Intelligent Analysis/Synthesis of Facial Imagery
Trevor Darrell (Interval Research ) and Chris Bregler (Interval Research and UC Berkeley)
Seminar on People, Computers, and Design
Stanford University October 31, 1997
The intelligent processing of images of faces is a key resource in building interactive systems with natural and intuitive interfaces. In this presentation we describe two different systems for the analysis/synthesis of facial imagery, carried out by ourselves and colleagues at Interval Research.

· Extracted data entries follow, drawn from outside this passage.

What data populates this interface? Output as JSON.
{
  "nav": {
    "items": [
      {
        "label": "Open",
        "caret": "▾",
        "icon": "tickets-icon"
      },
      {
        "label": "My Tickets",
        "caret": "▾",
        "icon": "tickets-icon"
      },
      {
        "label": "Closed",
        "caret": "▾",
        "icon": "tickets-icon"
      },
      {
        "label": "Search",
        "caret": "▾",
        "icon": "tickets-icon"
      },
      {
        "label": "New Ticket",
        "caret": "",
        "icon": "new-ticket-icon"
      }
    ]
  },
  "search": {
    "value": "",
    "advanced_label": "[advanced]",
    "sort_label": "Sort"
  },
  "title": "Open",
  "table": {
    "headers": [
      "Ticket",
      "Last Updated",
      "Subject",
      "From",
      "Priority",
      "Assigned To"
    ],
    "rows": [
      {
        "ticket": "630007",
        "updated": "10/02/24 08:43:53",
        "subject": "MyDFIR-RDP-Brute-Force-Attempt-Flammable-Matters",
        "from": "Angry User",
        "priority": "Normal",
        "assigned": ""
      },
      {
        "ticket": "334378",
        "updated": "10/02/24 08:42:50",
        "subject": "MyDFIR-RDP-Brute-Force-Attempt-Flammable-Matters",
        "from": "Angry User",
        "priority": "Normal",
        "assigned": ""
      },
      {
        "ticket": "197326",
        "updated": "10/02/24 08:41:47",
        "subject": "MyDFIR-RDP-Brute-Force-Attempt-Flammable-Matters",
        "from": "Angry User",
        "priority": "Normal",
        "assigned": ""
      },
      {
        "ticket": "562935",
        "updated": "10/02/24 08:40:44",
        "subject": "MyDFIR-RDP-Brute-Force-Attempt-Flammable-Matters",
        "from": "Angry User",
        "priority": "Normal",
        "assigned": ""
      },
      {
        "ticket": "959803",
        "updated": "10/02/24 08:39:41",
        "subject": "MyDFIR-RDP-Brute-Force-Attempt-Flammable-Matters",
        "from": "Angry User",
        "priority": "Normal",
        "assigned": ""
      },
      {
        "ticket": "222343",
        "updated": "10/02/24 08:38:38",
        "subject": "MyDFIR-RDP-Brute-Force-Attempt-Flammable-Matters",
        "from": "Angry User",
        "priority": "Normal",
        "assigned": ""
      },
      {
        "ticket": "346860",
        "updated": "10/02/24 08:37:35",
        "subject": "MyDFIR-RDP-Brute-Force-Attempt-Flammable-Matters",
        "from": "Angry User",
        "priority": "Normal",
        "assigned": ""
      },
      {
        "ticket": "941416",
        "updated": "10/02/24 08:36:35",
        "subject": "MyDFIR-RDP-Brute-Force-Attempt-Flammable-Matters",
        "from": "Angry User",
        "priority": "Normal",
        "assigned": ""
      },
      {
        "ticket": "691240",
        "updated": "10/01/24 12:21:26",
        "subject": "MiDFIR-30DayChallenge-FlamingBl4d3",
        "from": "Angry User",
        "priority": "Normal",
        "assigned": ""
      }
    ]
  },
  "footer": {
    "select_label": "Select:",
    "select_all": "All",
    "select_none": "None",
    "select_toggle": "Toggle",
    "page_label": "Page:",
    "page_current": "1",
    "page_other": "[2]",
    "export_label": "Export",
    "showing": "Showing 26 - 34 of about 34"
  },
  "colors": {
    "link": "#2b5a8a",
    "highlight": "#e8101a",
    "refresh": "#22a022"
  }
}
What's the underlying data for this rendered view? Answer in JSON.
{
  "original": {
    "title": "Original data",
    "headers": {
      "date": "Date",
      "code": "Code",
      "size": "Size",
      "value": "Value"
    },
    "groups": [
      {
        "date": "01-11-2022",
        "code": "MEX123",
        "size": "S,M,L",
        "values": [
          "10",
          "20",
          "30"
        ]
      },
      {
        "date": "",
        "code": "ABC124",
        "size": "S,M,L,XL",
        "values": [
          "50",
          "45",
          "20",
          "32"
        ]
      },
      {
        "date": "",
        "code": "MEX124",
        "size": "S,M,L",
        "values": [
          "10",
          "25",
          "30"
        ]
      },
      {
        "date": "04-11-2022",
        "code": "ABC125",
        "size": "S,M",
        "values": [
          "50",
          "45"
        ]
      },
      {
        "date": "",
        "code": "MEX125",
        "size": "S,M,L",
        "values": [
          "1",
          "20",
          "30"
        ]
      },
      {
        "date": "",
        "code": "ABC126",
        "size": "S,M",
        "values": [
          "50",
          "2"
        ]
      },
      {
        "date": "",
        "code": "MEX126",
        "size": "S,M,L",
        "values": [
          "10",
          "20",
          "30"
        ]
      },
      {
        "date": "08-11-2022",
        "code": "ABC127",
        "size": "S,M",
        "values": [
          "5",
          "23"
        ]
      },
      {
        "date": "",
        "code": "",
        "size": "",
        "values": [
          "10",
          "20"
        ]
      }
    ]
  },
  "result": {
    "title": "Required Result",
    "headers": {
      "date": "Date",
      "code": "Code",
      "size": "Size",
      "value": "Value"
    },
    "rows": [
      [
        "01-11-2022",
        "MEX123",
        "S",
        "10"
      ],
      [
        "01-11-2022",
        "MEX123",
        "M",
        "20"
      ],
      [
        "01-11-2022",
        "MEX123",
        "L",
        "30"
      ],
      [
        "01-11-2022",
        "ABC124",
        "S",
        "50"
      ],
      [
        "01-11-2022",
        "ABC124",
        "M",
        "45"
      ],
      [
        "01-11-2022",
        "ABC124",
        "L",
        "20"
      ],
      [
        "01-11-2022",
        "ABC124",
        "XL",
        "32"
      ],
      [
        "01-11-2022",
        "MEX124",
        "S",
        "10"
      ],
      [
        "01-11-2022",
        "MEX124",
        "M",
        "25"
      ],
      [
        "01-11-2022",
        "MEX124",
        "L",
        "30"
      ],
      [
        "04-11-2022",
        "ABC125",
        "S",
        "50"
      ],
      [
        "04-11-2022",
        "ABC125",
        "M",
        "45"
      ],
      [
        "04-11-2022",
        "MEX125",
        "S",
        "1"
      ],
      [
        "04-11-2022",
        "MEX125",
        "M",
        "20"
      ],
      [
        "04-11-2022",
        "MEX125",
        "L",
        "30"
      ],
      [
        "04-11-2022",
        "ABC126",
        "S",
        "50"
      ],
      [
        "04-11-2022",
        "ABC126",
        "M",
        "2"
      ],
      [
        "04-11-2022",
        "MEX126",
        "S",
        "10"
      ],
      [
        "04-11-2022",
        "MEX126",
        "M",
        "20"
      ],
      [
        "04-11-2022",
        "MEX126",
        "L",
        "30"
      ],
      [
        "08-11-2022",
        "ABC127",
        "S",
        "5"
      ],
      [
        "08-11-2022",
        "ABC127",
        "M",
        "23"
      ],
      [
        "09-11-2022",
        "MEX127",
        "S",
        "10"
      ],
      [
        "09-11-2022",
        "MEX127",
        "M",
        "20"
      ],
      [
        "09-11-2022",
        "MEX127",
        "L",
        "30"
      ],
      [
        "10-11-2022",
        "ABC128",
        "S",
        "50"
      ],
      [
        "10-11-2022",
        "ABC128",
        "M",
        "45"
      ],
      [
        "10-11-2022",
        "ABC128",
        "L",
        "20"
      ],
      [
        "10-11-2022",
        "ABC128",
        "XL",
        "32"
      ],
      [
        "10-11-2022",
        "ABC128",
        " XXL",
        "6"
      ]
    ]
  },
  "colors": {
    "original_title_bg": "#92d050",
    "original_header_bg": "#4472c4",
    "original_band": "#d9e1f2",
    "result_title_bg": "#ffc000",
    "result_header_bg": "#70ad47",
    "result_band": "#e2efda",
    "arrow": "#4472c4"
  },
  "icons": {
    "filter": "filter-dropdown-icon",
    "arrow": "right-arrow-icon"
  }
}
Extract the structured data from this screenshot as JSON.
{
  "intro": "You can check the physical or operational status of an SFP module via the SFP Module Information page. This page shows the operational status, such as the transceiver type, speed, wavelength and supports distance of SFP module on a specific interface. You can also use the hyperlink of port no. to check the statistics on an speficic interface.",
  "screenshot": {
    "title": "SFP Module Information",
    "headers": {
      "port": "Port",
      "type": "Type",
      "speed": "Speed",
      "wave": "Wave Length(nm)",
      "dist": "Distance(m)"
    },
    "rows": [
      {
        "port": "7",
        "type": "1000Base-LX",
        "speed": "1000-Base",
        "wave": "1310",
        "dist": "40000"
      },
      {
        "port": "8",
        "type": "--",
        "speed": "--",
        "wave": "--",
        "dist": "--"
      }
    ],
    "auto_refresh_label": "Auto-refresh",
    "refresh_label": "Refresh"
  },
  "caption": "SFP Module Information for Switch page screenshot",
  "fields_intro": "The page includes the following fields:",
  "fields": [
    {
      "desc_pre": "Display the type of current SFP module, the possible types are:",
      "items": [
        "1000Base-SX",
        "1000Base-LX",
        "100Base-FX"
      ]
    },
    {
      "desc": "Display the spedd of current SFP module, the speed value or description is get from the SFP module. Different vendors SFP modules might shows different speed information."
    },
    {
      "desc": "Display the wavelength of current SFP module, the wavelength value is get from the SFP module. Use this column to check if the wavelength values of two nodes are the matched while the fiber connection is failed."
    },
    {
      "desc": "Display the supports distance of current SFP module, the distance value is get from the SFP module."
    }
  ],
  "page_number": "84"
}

The first system, the Magic Morphin Mirror, is an example of real-time, on-line vision processing to detect faces and drive an interactive graphics display. We use multi-modal integration of stereo, color, and pattern cues to robustly segment people and track their faces in crowded, open-background environments. Our first application was an interactive virtual mirror, demonstrated at SIGGRAPH '97, where a user's facial expression was distorted into a surreal effect in real-time.
The second system, Video Rewrite, is an off-line, photo-realistic facial animation system that uses existing footage to create automatically new video of a person mouthing words that she did not speak in the original footage. The system reorders the mouth images in the training footage to match the phoneme sequence of the new audio track. A new automatic morphing technique is used to combine these mouth gestures into the final video sequence. The resulting video combines the dynamics of the original actor's articulations with the mannerisms and setting dictated by the background footage.
These systems and their future extensions hold out the promise of creating fully synthetic characters from video examples, and animating them using real-time, untethered human performance.
This talk describes joint work with Malcolm Slaney, Michele Covell, Gaile Gordon, John Woodfill, Mike Harville and others at Interval Research.
Chris Bregler is a Ph.D student in Computer Science at UC Berkeley and a consultant at Interval Research Corp. His research centers around analysis and synthesis of human motion. Trevor Darrell recieved his Ph.D from MIT in 1996, and is presently a Member of Research Staff at Interval Research Corp. His research interests include computer vision, machine learning, and computer graphics.